- Original title: موحبّت
- Written: 1920s
- Language: Urdu

= Mohabbat (song) =

Ghazal by Hafeez Hoshiarpuri

"Mohabbat" (Urdu: موحبّت transl. Love), also known as "Mohabbat Karne Waale Kum Na Hongey" (Urdu: موحبّت کرنے والے کم نہ ہونگے transl. There will be no shortage of lovers.), is an Urdu ghazal written by Hafeez Hoshiarpuri. The ghazal has been covered by numerous singers, including Mehdi Hassan, Iqbal Bano, Jagjit Singh, Papon, Farida Khanum, and Arooj Aftab. Aftab's rendition won the Grammy Award for Best Global Music Performance at the 64th Annual Grammy Awards.

== Background ==
"Mohabbat" was written in the 1920s by Hafeez Hoshiarpuri, a poet born in 1912 in Hoshiarpur, Punjab, British India and died in 1973 in Karachi, Pakistan. The ghazal is based on the Hindustani classical Music raga Khamaj.

== Music ==
"Mohabbat"'s have been interpreted in multiple ways. The lyrics describe the pain of separation from a loved one. Musician Arooj Aftab stated that the ghazal "could be a love song, breakup song, a political statement, a nostalgic memory."

== Versions ==
The ghazal has been covered by numerous singers, including Mehdi Hassan, Iqbal Bano, Jagjit Singh, Papon, Farida Khanum, and Arooj Aftab. The ghazal was initially popularized by Hassan's rendition. Aftab's rendition won the Grammy Award for Best Global Music Performance at the 64th Annual Grammy Awards.

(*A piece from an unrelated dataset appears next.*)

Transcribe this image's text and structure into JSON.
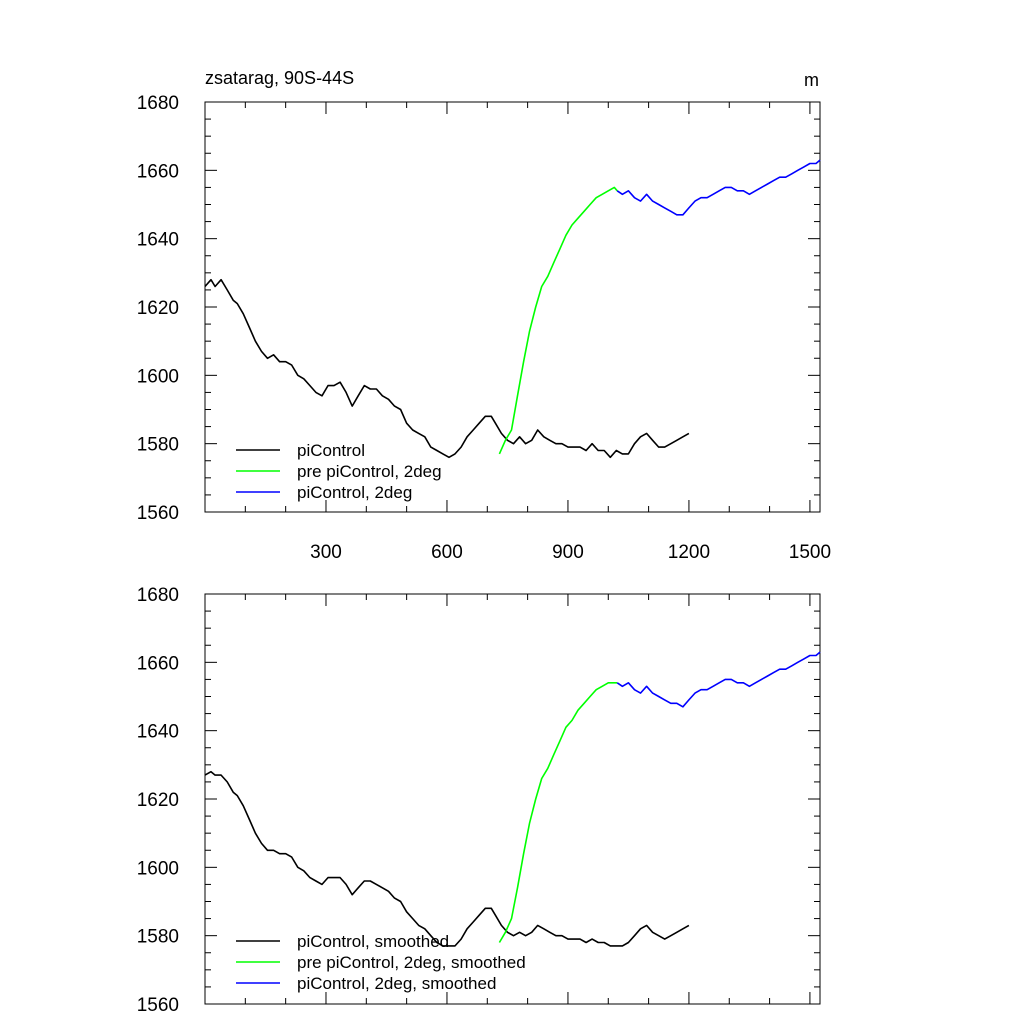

Renditions of the ghazal commonly use instruments such as the harmonium and tabla. Taan, a vocal modulation in which a singer quickly shifts between notes while climbing up a scale, is a common vocal technique used in renditions of the ghazal.

=== Arooj Aftab version ===
Arooj Aftab released a version of the ghazal on March 16, 2021 as the lead single to her album, Vulture Prince. Aftab sings three couplets of the ghazal using "vocal jazz techniques." The recording utilizes a more stripped back, minimalist instrumental, beginning with a guitar and harp melody. Synthesizers and flugelhorn are introduced in later sections of the ghazal. On the track, Shahzad Ismaily plays the synthesizer, Gyan Riley plays the guitar, Nadje Noordhuis plays the flugelhorn, Maeve Gilchrist plays the harp, and Jamey Haddad plays percussion. Aftab had performed live renditions of the ghazal since 2011 but recorded a studio version following the death of her brother in 2018.

==== Reception ====
Pitchfork listed it as a Best New Track, writing that it encapsulates "calmness, peace, patience, simplicity. And then sadness, longing, wandering, searching, openness, oneness." Time selected it as one of the Best Songs of 2021, calling it "blissful and enveloping" and a standout of Vulture Prince. Kitty Empire of The Observer described the song as "home to some of Aftab’s most elegiac intonations." Uncut's Sam Richards described the song as "based on traditional Pakistani songs of yearning, placed in a radical new context that only enhances their power." Band Baji of Dawn described the song as "a beautiful, minimalist, unplugged track that is haunting both for its ambient sound as well as Arooj’s elongated vocalisations of longing and separation." Barack Obama selected the song for his 2021 summer playlist. Aftab's rendition won the Grammy Award for Best Global Music Performance at the 64th Annual Grammy Awards.